APT24 has also been observed conducting targeted phishing attacks since August 2024, using decoys associated with animal protection organizations to trick recipients into responding, ultimately delivering BADAUDIO via encrypted archives hosted on Google Drive and Microsoft OneDrive. These messages have a tracking pixel embedded in them to see if the target has opened the email and adjust the attack accordingly.
“The use of advanced techniques, including supply chain compromises, multi-layered social engineering, and exploitation of legitimate cloud services, demonstrate the attackers’ persistent and adaptive espionage capabilities,” Google said in a statement.
APT Group in collaboration with China targets Southeast Asia
The disclosure comes as CyberArmor details sustained espionage operations orchestrated by threat actors believed to have ties to China against the governments, media, and news sectors of Laos, Cambodia, Singapore, the Philippines, and Indonesia. This activity has been codenamed “Autumn Dragon.”
The attack chain begins with a RAR archive that appears to be sent as an attachment in a spear-phishing message, and once extracted, launches a batch script (‘Windows Defender Definition Update.cmd’) that exploits a security flaw in WinRAR (CVE-2025-8088, CVSS score: 8.8). This script sets persistence so that the malware is automatically launched the next time the user logs into the system.

It also downloads a second RAR archive hosted in Dropbox via PowerShell. The RAR archive contains two files: a legitimate executable (‘obs-browser-page.exe’) and a malicious DLL (‘libcef.dll’). The batch script then executes the binary to sideload the DLL, communicates with the attacker via Telegram to obtain commands (“Shell”), captures a screenshot (“Screenshot”), and drops an additional payload (“Upload”).
“Bot controllers (threat actors) use these three commands to gather information, spy on the victim’s computer, and deploy third-stage malware,” security researchers Nguyen Nguyen and BartBlaze said. “This design allows the controller to remain stealthy and avoid detection.”

The third stage again uses DLL sideloading to launch the malicious DLL (‘CRClient.dll’) using the real binary (‘Creative Cloud Helper.exe’). It then decrypts and executes the shellcode responsible for loading and executing the final payload. This is a lightweight implant written in C++ that can communicate with a remote server (‘public.megadatacloud’).[.]com”) and supports eight different commands.
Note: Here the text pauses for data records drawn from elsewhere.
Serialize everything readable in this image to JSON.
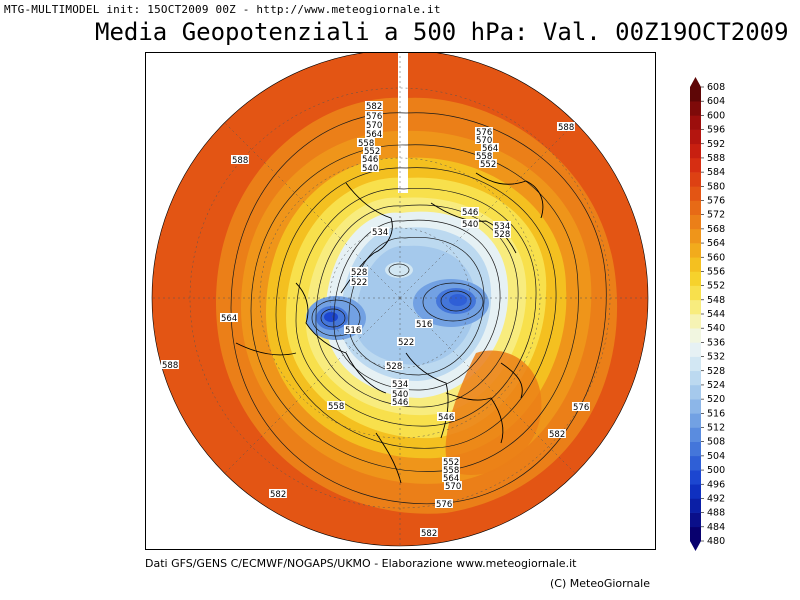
{
  "header": {
    "model_info": "MTG-MULTIMODEL init: 15OCT2009 00Z - http://www.meteogiornale.it",
    "title": "Media Geopotenziali a 500 hPa: Val. 00Z19OCT2009"
  },
  "footer": {
    "sources": "Dati GFS/GENS C/ECMWF/NOGAPS/UKMO - Elaborazione www.meteogiornale.it",
    "copyright": "(C) MeteoGiornale"
  },
  "colorbar": {
    "levels": [
      480,
      484,
      488,
      492,
      496,
      500,
      504,
      508,
      512,
      516,
      520,
      524,
      528,
      532,
      536,
      540,
      544,
      548,
      552,
      556,
      560,
      564,
      568,
      572,
      576,
      580,
      584,
      588,
      592,
      596,
      600,
      604,
      608
    ],
    "colors": [
      "#08006e",
      "#0a0f8a",
      "#0b1fa6",
      "#0f30c0",
      "#1c46d0",
      "#2f5fd6",
      "#4476da",
      "#5a8cdf",
      "#72a1e3",
      "#8cb6e8",
      "#a5c9ec",
      "#bcd9f0",
      "#d2e7f3",
      "#e6f1f4",
      "#f1f6e0",
      "#f6f3b4",
      "#f8ec7e",
      "#f8e04c",
      "#f6d22c",
      "#f4c020",
      "#f2ab1c",
      "#ef951a",
      "#eb7f18",
      "#e76a16",
      "#e35514",
      "#dd4113",
      "#d62e12",
      "#c81f10",
      "#b4150f",
      "#9c0e0c",
      "#7e0a09",
      "#5e0606"
    ]
  },
  "map": {
    "contour_labels": [
      {
        "text": "582"
      },
      {
        "text": "576"
      },
      {
        "text": "570"
      },
      {
        "text": "564"
      },
      {
        "text": "558"
      },
      {
        "text": "552"
      },
      {
        "text": "546"
      },
      {
        "text": "540"
      },
      {
        "text": "576"
      },
      {
        "text": "570"
      },
      {
        "text": "564"
      },
      {
        "text": "558"
      },
      {
        "text": "552"
      },
      {
        "text": "588"
      },
      {
        "text": "588"
      },
      {
        "text": "546"
      },
      {
        "text": "540"
      },
      {
        "text": "534"
      },
      {
        "text": "528"
      },
      {
        "text": "534"
      },
      {
        "text": "528"
      },
      {
        "text": "522"
      },
      {
        "text": "516"
      },
      {
        "text": "516"
      },
      {
        "text": "522"
      },
      {
        "text": "528"
      },
      {
        "text": "564"
      },
      {
        "text": "588"
      },
      {
        "text": "534"
      },
      {
        "text": "540"
      },
      {
        "text": "546"
      },
      {
        "text": "546"
      },
      {
        "text": "558"
      },
      {
        "text": "576"
      },
      {
        "text": "582"
      },
      {
        "text": "552"
      },
      {
        "text": "558"
      },
      {
        "text": "564"
      },
      {
        "text": "570"
      },
      {
        "text": "582"
      },
      {
        "text": "576"
      },
      {
        "text": "582"
      }
    ]
  }
}
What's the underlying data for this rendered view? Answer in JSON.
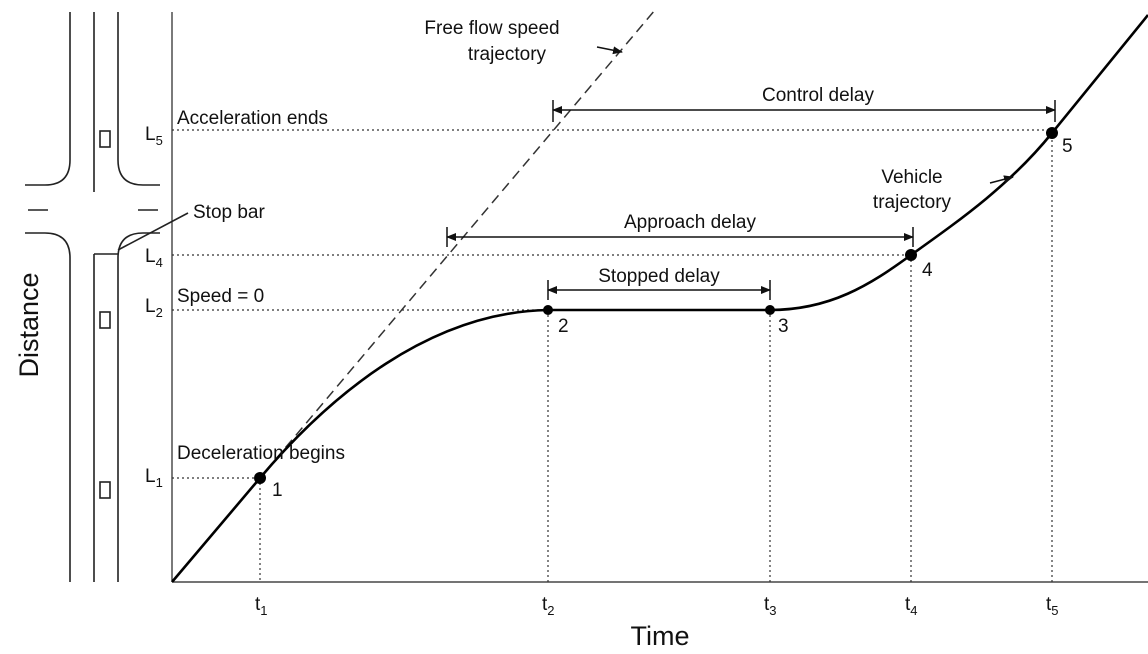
{
  "axes": {
    "y_label": "Distance",
    "x_label": "Time"
  },
  "free_flow": {
    "lines": [
      "Free flow speed",
      "trajectory"
    ]
  },
  "vehicle_trajectory": {
    "lines": [
      "Vehicle",
      "trajectory"
    ]
  },
  "stop_bar": "Stop bar",
  "events": {
    "acceleration_ends": "Acceleration ends",
    "speed_zero": "Speed = 0",
    "deceleration_begins": "Deceleration begins"
  },
  "delays": {
    "control": "Control delay",
    "approach": "Approach delay",
    "stopped": "Stopped delay"
  },
  "distance_labels": [
    {
      "base": "L",
      "sub": "5"
    },
    {
      "base": "L",
      "sub": "4"
    },
    {
      "base": "L",
      "sub": "2"
    },
    {
      "base": "L",
      "sub": "1"
    }
  ],
  "time_labels": [
    {
      "base": "t",
      "sub": "1"
    },
    {
      "base": "t",
      "sub": "2"
    },
    {
      "base": "t",
      "sub": "3"
    },
    {
      "base": "t",
      "sub": "4"
    },
    {
      "base": "t",
      "sub": "5"
    }
  ],
  "points": [
    "1",
    "2",
    "3",
    "4",
    "5"
  ]
}
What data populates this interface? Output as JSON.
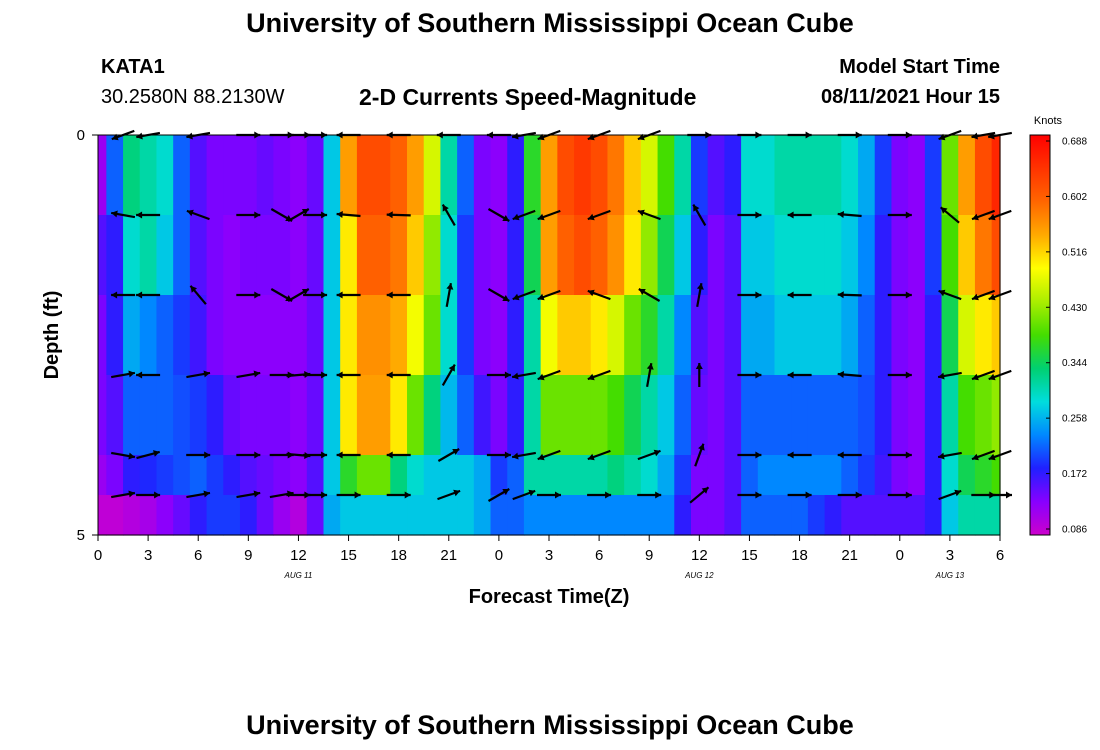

65, Use “cmd.exe” to run the specified command, collect the results, and extract it back to the C2 server 66, Load and execute the DLL 67, Execute the shellcode 68, Update the configuration 70, Read the file provided by the operator 71, Open the file and write the content provided by the operator 72, Get/Set the current directory 73, sleeps at random intervals and terminates itself
This activity has not been linked to any specific actor or group, but may be the work of a Chinese-aligned group with intermediate operational capabilities. This assessment is based on adversaries’ continued targeting of countries in the South China Sea.
“The attack campaign was highly targeted,” the researchers said. “Through our analysis, we frequently observed that the following stages were hosted behind Cloudflare with geo-restrictions enabled, as well as other restrictions such as only allowing certain HTTP user agents.”